Sunday, July 5, 2020

Integrated Development Environment

 Integrated Development Environment


Also known as IDEs, I'm looking at a variety of integrated development environments starting with software development using python.  Basically the IDEs that I've looked at can fall into one of two general categories.  They're either for beginners, novices and are basic stripped-down versions to get started quickly and/or for educational purposes.  Or they are advanced, feature-rich, somewhat complicated IDEs for a specific subject matter domain, for example engineering. 

I've decided that since this is a new language and I want to get started quickly with some basic software dev,  I will start off with an IDE from the first category - something basic and quick to learn.  More specifically I've decided to use Thonny as my IDE because it also has the added advantage that it simultaneously installs the newest version of python and then optionally handshakes with it via a shell or terminal that you can launch from within the Thonny IDE. Thonny is free. https://thonny.org/

 Thonny offers some options and packages and plugins that can installed and or created by you.

 It does handshake seamlessly with Plotter for making simple line graphs of your data, and also with Flask which is a web development platform.

You have some flexibility on how involved you want to run the debugger. In fact, Thonny is designed to be educational, so the emphasis on debugging flexibility over other features make sense.

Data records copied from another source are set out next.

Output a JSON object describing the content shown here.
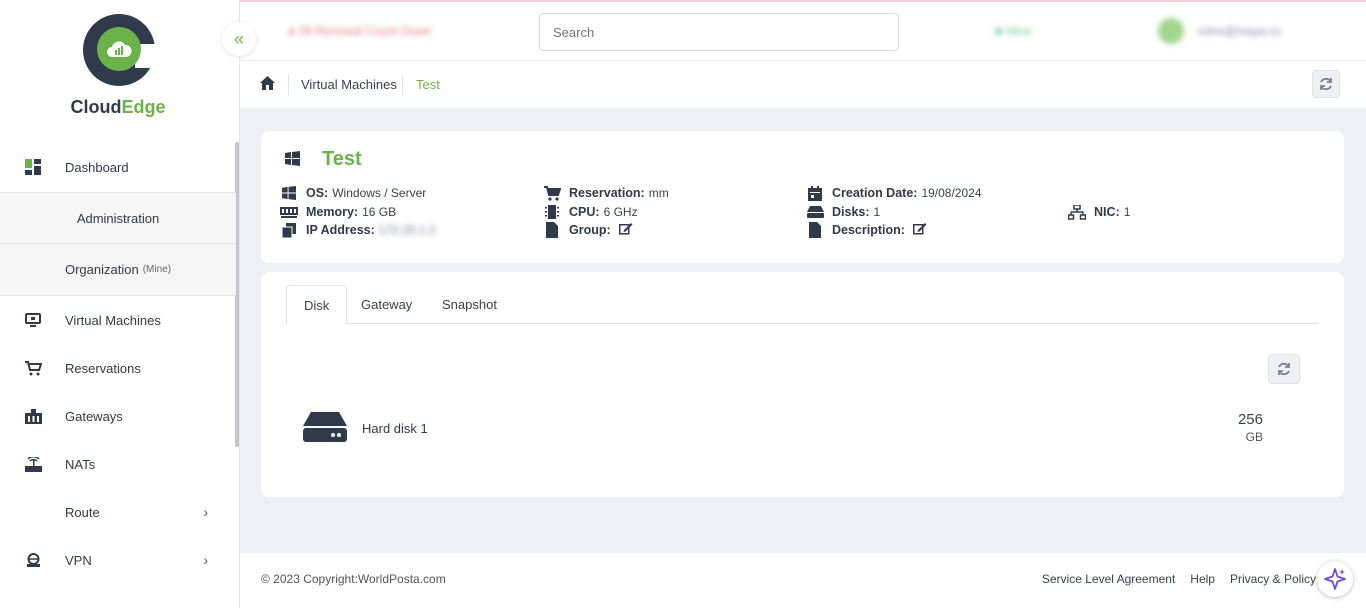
{
  "brand": {
    "name_part1": "Cloud",
    "name_part2": "Edge",
    "accent": "#6cb24a",
    "dark": "#2f3a4a"
  },
  "topbar": {
    "countdown": "28 Renewal Count Down",
    "search_placeholder": "Search",
    "org_label": "Mine",
    "user_email": "mine@maya.co"
  },
  "sidebar": {
    "dashboard": "Dashboard",
    "administration": "Administration",
    "organization": "Organization",
    "organization_tag": "(Mine)",
    "items": {
      "virtual_machines": "Virtual Machines",
      "reservations": "Reservations",
      "gateways": "Gateways",
      "nats": "NATs",
      "route": "Route",
      "vpn": "VPN"
    }
  },
  "breadcrumb": {
    "section": "Virtual Machines",
    "current": "Test"
  },
  "vm": {
    "name": "Test",
    "os_label": "OS:",
    "os": "Windows / Server",
    "memory_label": "Memory:",
    "memory": "16 GB",
    "ip_label": "IP Address:",
    "ip": "172.20.1.2",
    "reservation_label": "Reservation:",
    "reservation": "mm",
    "cpu_label": "CPU:",
    "cpu": "6 GHz",
    "group_label": "Group:",
    "creation_label": "Creation Date:",
    "creation": "19/08/2024",
    "disks_label": "Disks:",
    "disks": "1",
    "description_label": "Description:",
    "nic_label": "NIC:",
    "nic": "1"
  },
  "tabs": {
    "disk": "Disk",
    "gateway": "Gateway",
    "snapshot": "Snapshot",
    "active": "Disk"
  },
  "disk_list": [
    {
      "name": "Hard disk 1",
      "size": "256",
      "unit": "GB"
    }
  ],
  "footer": {
    "copyright": "© 2023 Copyright:WorldPosta.com",
    "sla": "Service Level Agreement",
    "help": "Help",
    "privacy": "Privacy & Policy"
  }
}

 Thonny is a project on GitHub and it does have a Wiki.

 I do recommend installing the friendly-traceback  package, however the birdseye plugin (which is supposed to be an advanced version of debugging but really amounts to profiling of your code) is not working despite numerous attempts to get it to do so. If you really want to have birdseye running on Thonny, you'll either have to do some sort of manual patching of special files into the Thonny project directories or you'll have to work with Thonny in the developer's release version. Even then I'm not guaranteeing that the birdseye profiler will actually run, but it increases your chances based on some people having had success with manual patches and running in developer mode. Look at the Thonny GitHub project's Issues page for more details.